Diese Frage mussten auch die Entwickler des „Galaxy Note 7“ beantworten. Denn dem neuen Flaggschiff von Samsung unterlief ein Produktionsfehler, wodurch es zu einigen Zwischenfällen eines sich entzündenden Akkus gekommen ist. So hat der koreanische Hersteller die neue Generation vorerst vom europäischen Markt genommen. So lange das Problem mit dem Akku nicht in den Griff zu bekommen ist, hält sich der Technikriese Samsung noch bedeckt mit einem Release-Datum für das „Galaxy Note 7“. Wer sich also für ein Smartphone von Samsung entscheidet, muss sich beim Kauf der Vorgänger Modelle bedienen. Ein komplette Übersicht der Smartphone Tarife für Samsung Geräte finden Sie hier. Damit lässt sich auch im Technik-Dschungel steht der Überblick bewahren. Um Fehler beim Aufladen oder der Nutzung von Smartphones auszuschließen, möchten wir Ihnen im Folgenden wertvolle Ratschläge für einen sicheren und zuverlässigen Umgang mit den praktischen Alleshelfern im Alltag.

Tipps für den perfekten Umgang mit dem Akku

Tipp 1: Akku nicht im Lade-Zustand benutzen

Es wird dringend davon abgeraten mit einem Smartphone zu telefonieren, was gerade an einem Ladegerät angeschlossen ist. In China kam es genau dabei zu einem tragischen Vorfall, als sich ein Akku entzündet hat und einer Frau dabei tödliche Verletzungen zugefügt hat. Daher sollte man, bevor man einen Anruf entgegennimmt, unbedingt vorher das Netzkabel des Ladegeräts entfernen oder noch besser später zurückrufen.

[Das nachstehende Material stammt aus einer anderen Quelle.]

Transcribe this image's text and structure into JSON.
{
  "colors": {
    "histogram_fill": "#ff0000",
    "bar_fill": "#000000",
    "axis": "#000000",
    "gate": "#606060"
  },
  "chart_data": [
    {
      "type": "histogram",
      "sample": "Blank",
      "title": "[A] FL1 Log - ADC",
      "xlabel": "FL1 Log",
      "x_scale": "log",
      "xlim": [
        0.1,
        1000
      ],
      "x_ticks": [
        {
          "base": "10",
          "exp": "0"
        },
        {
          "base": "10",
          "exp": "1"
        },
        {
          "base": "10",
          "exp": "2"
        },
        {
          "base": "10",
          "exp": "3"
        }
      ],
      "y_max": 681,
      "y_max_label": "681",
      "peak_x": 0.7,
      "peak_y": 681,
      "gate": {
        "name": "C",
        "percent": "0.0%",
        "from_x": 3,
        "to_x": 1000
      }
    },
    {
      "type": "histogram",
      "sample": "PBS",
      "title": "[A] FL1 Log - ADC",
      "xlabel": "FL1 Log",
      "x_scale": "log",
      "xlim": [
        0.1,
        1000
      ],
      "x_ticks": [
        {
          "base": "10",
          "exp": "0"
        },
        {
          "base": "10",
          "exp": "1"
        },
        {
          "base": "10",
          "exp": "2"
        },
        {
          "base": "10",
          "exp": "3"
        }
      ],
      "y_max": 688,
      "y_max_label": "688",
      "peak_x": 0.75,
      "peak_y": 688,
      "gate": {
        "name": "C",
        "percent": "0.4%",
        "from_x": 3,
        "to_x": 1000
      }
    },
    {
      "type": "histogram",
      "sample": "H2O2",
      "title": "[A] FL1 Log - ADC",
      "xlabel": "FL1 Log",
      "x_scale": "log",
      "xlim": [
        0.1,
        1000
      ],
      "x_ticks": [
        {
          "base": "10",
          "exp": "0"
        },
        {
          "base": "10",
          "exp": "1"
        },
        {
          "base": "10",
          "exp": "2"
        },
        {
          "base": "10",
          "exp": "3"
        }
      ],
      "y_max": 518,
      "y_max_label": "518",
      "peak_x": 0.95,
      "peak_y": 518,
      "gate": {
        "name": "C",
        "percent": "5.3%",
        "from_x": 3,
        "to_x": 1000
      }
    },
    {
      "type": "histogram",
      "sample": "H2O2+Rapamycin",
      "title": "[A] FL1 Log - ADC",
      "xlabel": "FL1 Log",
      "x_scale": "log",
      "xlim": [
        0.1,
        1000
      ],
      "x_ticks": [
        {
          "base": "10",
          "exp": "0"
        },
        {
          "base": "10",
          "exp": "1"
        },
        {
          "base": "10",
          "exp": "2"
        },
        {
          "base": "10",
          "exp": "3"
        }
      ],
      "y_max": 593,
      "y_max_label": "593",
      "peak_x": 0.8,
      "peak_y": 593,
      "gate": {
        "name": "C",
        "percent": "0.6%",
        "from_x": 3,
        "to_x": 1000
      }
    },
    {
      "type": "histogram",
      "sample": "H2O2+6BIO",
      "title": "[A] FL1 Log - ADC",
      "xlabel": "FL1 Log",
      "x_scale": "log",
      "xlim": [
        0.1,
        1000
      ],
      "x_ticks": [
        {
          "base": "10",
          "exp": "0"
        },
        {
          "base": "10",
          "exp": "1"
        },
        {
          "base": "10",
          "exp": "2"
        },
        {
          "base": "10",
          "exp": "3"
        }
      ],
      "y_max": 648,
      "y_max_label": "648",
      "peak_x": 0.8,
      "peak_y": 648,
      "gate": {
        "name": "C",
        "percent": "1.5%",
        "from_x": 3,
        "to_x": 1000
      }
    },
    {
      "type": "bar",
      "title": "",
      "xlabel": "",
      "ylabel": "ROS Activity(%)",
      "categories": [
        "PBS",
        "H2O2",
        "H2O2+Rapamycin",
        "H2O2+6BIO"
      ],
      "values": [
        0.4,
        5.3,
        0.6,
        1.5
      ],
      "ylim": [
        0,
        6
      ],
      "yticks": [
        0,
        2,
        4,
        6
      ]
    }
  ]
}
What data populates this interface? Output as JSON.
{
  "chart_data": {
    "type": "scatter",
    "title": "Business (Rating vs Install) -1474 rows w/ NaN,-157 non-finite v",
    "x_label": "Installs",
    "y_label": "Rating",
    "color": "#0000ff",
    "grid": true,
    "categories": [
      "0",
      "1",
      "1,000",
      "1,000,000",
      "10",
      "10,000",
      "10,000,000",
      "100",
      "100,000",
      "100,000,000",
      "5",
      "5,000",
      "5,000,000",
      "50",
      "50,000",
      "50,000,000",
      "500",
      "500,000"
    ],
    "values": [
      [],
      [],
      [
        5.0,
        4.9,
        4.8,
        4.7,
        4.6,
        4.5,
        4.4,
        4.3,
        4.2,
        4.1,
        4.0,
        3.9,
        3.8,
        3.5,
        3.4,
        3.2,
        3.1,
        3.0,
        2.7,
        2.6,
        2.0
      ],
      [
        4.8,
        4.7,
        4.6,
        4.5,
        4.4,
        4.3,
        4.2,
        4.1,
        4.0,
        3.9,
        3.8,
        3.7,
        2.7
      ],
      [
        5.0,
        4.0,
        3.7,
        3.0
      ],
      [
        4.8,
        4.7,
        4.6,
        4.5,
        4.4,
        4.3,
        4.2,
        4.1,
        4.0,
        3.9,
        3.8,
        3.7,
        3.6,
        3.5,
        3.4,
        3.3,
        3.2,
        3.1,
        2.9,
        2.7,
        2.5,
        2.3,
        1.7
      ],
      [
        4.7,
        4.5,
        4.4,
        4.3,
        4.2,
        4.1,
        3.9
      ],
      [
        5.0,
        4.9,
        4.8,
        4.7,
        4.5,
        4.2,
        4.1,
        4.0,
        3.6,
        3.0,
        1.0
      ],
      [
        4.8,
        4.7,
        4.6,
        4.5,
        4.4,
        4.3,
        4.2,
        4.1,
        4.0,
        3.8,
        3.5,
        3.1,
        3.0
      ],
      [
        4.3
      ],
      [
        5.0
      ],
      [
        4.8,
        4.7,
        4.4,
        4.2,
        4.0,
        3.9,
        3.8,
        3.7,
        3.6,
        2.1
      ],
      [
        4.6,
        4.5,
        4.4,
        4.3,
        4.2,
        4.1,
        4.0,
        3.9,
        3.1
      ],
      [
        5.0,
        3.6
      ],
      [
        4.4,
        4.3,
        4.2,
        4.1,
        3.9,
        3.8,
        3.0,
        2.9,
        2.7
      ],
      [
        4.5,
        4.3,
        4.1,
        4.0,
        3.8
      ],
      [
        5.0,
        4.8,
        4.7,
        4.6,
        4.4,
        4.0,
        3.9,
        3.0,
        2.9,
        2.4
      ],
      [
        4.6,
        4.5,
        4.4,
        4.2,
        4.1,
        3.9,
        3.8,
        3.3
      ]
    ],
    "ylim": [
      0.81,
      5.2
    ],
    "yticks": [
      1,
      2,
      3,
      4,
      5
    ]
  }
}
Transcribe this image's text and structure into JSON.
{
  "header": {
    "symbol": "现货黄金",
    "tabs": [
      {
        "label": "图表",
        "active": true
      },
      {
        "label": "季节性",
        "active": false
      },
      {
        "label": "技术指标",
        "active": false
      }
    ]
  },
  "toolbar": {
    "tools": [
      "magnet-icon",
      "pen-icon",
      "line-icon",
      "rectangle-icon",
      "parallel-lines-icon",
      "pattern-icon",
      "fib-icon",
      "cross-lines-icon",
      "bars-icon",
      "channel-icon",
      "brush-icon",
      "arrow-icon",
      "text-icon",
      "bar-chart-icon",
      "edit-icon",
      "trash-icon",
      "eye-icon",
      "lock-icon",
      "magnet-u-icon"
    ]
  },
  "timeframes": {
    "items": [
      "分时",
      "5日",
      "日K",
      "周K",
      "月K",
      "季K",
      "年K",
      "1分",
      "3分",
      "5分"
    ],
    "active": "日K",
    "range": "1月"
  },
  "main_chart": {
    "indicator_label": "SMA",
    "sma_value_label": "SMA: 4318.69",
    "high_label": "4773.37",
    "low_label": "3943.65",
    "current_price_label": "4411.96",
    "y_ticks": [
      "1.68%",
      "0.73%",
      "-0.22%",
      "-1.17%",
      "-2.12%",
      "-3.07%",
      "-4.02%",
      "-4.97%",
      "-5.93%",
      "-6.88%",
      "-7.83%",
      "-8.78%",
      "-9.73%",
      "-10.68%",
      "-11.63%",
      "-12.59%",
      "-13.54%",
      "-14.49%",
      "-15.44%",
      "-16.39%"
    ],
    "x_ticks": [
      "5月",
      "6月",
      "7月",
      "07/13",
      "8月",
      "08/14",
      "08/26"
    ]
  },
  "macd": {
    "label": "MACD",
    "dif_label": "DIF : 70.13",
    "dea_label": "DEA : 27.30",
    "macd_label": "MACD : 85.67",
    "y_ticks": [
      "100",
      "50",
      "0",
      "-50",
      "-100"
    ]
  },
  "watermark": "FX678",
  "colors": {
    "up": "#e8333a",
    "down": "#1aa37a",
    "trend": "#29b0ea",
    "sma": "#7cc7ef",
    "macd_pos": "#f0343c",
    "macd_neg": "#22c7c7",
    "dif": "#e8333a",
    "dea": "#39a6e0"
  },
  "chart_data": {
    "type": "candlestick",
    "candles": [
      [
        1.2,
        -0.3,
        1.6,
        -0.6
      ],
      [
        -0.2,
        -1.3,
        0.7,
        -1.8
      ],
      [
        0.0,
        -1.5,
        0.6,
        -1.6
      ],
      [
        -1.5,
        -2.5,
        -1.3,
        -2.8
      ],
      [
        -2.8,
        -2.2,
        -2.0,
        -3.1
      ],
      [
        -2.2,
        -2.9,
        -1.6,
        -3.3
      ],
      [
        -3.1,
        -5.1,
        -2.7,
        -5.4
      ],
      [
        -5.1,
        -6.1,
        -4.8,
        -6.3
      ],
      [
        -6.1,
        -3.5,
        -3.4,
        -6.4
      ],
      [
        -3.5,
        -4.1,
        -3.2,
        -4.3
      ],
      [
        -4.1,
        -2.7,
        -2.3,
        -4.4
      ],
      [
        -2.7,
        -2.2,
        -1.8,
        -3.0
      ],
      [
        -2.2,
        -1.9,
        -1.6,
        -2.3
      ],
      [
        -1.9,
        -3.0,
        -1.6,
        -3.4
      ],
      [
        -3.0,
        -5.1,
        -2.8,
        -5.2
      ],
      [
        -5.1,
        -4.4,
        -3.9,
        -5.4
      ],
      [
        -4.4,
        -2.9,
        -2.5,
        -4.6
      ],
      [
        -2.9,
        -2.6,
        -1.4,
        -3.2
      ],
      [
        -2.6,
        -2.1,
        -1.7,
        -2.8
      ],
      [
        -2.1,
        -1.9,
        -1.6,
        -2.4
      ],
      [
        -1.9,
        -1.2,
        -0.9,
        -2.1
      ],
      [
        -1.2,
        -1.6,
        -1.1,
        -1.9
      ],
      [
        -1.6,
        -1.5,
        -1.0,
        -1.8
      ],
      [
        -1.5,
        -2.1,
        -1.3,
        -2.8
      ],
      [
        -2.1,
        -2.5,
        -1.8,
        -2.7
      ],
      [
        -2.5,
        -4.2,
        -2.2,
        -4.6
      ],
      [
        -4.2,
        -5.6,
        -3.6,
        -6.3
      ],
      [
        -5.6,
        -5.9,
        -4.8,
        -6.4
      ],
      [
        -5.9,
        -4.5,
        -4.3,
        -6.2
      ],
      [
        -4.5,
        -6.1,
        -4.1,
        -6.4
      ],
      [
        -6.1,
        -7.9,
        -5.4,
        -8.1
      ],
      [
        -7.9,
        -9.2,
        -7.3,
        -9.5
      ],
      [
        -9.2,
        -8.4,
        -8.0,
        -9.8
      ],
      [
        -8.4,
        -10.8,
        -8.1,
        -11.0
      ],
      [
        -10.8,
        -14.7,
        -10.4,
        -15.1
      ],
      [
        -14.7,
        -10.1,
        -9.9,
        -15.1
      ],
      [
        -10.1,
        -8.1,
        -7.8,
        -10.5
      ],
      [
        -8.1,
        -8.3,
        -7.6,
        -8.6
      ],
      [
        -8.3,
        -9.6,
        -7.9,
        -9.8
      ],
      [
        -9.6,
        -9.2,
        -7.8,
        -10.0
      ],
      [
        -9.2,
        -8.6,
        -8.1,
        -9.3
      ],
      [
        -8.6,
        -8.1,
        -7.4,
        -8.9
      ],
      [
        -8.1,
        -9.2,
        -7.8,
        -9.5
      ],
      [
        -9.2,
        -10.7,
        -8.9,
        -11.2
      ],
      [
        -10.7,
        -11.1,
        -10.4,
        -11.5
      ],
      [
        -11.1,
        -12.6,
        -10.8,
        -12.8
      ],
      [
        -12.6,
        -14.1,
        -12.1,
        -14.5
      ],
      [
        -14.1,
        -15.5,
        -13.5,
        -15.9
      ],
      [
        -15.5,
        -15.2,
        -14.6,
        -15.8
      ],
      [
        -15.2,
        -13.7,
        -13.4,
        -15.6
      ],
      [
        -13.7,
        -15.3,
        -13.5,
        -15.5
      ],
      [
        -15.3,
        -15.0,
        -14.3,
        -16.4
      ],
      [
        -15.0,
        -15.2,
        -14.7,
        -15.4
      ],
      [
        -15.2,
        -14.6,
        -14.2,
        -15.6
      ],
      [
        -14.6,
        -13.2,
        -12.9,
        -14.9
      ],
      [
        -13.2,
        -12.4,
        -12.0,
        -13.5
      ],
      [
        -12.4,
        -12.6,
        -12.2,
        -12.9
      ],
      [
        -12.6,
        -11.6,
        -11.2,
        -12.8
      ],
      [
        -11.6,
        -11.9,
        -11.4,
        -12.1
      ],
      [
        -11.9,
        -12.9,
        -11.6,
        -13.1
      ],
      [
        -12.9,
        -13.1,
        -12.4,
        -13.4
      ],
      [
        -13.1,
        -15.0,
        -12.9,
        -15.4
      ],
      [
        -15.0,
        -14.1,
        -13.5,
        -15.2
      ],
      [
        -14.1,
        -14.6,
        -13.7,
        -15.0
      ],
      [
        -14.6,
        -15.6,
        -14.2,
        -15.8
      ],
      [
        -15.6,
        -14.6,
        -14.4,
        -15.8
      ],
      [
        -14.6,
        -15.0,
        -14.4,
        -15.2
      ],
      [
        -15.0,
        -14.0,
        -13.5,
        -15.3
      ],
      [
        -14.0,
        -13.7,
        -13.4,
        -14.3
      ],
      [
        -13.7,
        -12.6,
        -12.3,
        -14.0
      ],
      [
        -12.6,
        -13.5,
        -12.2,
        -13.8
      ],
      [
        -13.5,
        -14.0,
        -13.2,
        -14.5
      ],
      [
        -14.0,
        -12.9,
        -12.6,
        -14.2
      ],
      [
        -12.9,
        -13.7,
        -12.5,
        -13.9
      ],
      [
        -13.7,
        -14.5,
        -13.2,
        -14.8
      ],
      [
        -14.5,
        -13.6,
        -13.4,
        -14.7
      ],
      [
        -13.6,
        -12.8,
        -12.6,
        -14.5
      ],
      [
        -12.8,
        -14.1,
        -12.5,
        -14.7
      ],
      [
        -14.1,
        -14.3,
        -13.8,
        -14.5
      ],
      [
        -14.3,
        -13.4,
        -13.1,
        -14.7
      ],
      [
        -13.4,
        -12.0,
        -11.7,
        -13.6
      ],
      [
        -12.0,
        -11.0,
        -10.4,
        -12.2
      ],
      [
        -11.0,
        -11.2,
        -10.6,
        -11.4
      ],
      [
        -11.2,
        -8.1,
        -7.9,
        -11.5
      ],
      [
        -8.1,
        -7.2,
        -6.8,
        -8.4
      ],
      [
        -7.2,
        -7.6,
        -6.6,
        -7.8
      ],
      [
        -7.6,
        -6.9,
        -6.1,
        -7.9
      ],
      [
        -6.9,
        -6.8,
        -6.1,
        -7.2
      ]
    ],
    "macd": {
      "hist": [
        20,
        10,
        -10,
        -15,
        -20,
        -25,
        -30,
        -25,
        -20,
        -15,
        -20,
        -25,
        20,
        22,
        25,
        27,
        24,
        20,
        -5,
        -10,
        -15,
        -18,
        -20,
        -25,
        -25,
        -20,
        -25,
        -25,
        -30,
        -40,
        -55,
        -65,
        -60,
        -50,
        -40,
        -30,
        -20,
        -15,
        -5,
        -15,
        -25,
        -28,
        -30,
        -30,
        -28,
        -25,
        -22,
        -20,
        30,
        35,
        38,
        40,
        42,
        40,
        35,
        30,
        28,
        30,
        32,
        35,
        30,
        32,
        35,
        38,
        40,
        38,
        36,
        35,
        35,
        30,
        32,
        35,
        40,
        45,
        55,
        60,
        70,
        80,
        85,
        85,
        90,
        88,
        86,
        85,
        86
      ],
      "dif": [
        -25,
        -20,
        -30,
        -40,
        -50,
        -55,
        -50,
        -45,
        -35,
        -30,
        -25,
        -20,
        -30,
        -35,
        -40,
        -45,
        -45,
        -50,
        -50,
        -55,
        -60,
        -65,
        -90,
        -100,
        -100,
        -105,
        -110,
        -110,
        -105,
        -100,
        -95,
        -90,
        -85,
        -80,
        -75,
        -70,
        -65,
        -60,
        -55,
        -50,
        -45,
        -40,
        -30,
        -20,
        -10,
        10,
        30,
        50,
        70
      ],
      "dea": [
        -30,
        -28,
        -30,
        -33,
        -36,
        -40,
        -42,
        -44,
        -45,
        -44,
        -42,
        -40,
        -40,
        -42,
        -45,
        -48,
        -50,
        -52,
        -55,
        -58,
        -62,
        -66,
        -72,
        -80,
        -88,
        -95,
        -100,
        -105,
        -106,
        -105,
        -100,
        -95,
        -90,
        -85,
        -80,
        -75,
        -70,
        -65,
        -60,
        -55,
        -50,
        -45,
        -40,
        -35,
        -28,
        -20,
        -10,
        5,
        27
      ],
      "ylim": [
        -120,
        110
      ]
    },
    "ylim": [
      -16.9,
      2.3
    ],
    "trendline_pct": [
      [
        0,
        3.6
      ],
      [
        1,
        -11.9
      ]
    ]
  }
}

Tipp 2: Immer auf die Herstellermarke setzen

Um sicherzugehen, dass der Akku nicht zusätzlich beansprucht wird, sollte man ausschließlich auf Ersatzteile von der originalen Herstellermarke Acht geben. Denn Kopien sind meistens nur schlechte Imitate und werden für ein Bruchteil der eigentlichen Kosten hergestellt. Auch, wenn die Verlockung wegen des Preises oftmals groß ist, lieber die Finger davon lassen und auf Herstellerprodukte setzen.

Tipp 3: Effektiv den Akku aufladen und Lebensdauer verlängern

Es hält sich der Mythos aufrecht, dass man einen Akku nur laden sollte, wenn die Ladekapazität der Akku-Batterie vollkommen leer ist. Dies stimmt so nicht, wobei es immer sinnvoller ist einen Akku erst dann an das Netzkabel zu hängen, wenn eine Grenze von unter 20% erreicht wird. So erreicht der Akku möglichst lange eine maximale Energiekapazität beim Aufladen und entlädt nicht so schnell im Alltag.